Go get them. It only takes 76 meters to win the medal.
Price completed her pre-competition routine as she always does. She grabbed the sides of Lambert’s head and smashed skulls.
“We don’t give good luck kisses,” Price said. “We head butt for good luck.
“We don’t want to be mushy. We want to stay in a competitive state of mind. ”
Hours later, Price was in tears and on his knees in the throwing circle, seconds after the end of the world championships final.
Price didn’t just become the first American hammer thrower to finish in the top five at the Olympic or World Games. She won gold.
Price recently relived that night in a watch with the NBC Sports track and field commentator Leigh Diffey – from the head to Sharpie’s reminders on the inside of her left arm to the weight of her shoulders once it was all over, knowing that five months earlier she was considering retiring.
“Why it meant so much was that I didn’t even know if I was going to be able to throw,” she said.
In high school, Price was a .500+ hitter in softball, the record holder in the home-run program, and could have swing a bat rather than a hammer in college.
She played four sports at Buchanan High in Troy, Mo., including track and field. Initially a 800m runner (her mother had the school record), Price, 16, received a hammer for the first time, although only the shot put and the discus were contested at this level.
She wrapped it around her head. The hilt hit her just above her eyes.
Price stuck with that. She shifted her focus to throwing after softball was taken off the Olympic program, taking a partial scholarship in southern Illinois at two-and-a-half.
She won two NCAA hammer titles, got a full scholarship, and competed in the Rio Olympics, placing eighth. His hometown raised money to send his parents to Rio, reportedly including a 12-year-old boy who brings in thousands by putting a pig up for sale.

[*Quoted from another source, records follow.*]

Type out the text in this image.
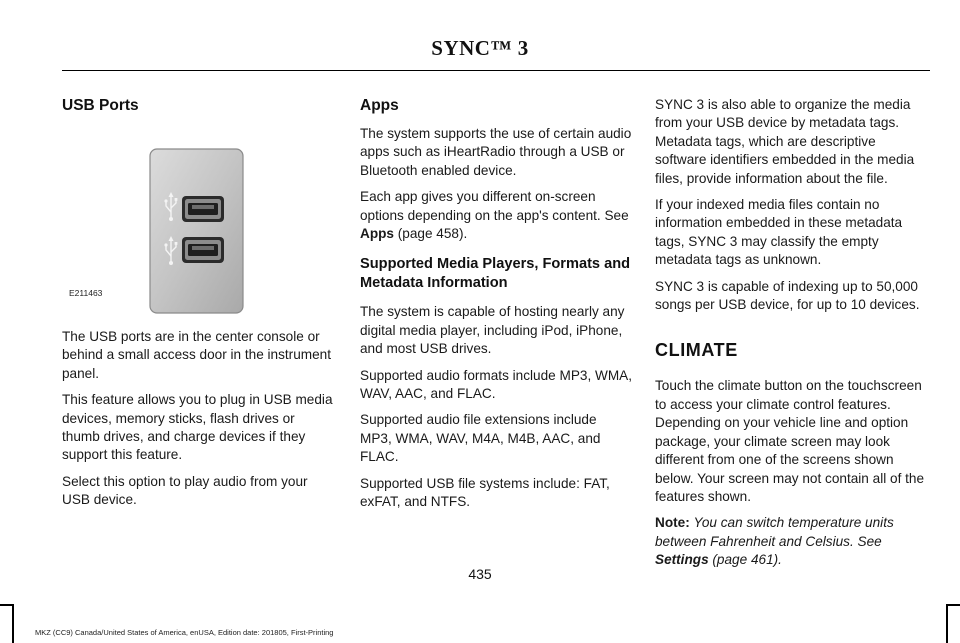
SYNC™ 3
USB Ports
E211463

The USB ports are in the center console or behind a small access door in the instrument panel.

This feature allows you to plug in USB media devices, memory sticks, flash drives or thumb drives, and charge devices if they support this feature.

Select this option to play audio from your USB device.

Apps

The system supports the use of certain audio apps such as iHeartRadio through a USB or Bluetooth enabled device.

Each app gives you different on-screen options depending on the app's content. See Apps (page 458).

Supported Media Players, Formats and Metadata Information

The system is capable of hosting nearly any digital media player, including iPod, iPhone, and most USB drives.

Supported audio formats include MP3, WMA, WAV, AAC, and FLAC.

Supported audio file extensions include MP3, WMA, WAV, M4A, M4B, AAC, and FLAC.

Supported USB file systems include: FAT, exFAT, and NTFS.

SYNC 3 is also able to organize the media from your USB device by metadata tags. Metadata tags, which are descriptive software identifiers embedded in the media files, provide information about the file.

If your indexed media files contain no information embedded in these metadata tags, SYNC 3 may classify the empty metadata tags as unknown.

SYNC 3 is capable of indexing up to 50,000 songs per USB device, for up to 10 devices.

CLIMATE

Touch the climate button on the touchscreen to access your climate control features. Depending on your vehicle line and option package, your climate screen may look different from one of the screens shown below. Your screen may not contain all of the features shown.

Note: You can switch temperature units between Fahrenheit and Celsius. See Settings (page 461).

435
MKZ (CC9) Canada/United States of America, enUSA, Edition date: 201805, First-Printing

Price placed second in the world in 2018. But the following spring she suddenly lost about 40 feet on her throws in training. Top launchers clear 250 feet. Such a drastic drop would take Price from the fight for the medals to a failure to qualify for a major final, if she were on the American team.
She was not in physical pain – at first – and struggled for answers. She wondered if she was pregnant. After a month, she started to experience pain in her lower back and hip. Price, who had his left kidney removed at the age of 5, saw four chiropractors to no avail.
She tried massages, dry needling, acupuncture. Nothing. She was stuck in a funk in Carbondale.
Cory Martin, a friend, a shot put finalist at the 2013 World Championships and a throws coach in Indiana, recommended another specialist: Brian Murer, an elite 1990’s hammer thrower turned chiropractor. Price drove three hours to Murer’s base in Bloomington.
“He put me back together,” including wire and duct tape, Price said last fall.
One day after the treatment, Price threw 75 yards, just seven feet from his personal best. She took Murer with her to the USATF Outdoor Championships in July, where she broke her own American record. Price threw the 8.8-pound hammer from 78.24 yards, nearly 257 feet. It was the best throw in the world for the year from almost five feet.
Price went to Doha as the favorite for the gold medal, cemented by the absence of Poland Anita Włodarczyk, the Olympic champion and world record holder after left knee surgery.
Price says she has the attention span of a squirrel. So, before big competitions, she scribbles in Sharpie, as legibly as possible, giving signals. At the bottom, she writes three words in capital letters: “WHO, WHY, GOAL.”
“It changes every day, but I believe for that day I was doing it for my husband, I was doing it for women, to have the empowerment of women, that you can be strong and beautiful, and the goal was finally to bring home a medal for my country, ”Price said.
Price finished second on the start list and won the competition with his first throw, 76 meters. The distance her trainer and husband mentioned at the depot. She finished with the first two throws and three of the top four of the 12-woman field.
“I didn’t even think I was going to compete this year,” Price told NBC Sports’ Lewis Johnson after his victory lap.
Price regrets that night. That she did not challenge those on the sidelines who discouraged her from crossing a barrier to embrace Lambert, a former pitcher. That leaves an unanswered question: would they have celebrated with a whim?
“He likes it better than showing affection,” Price joked.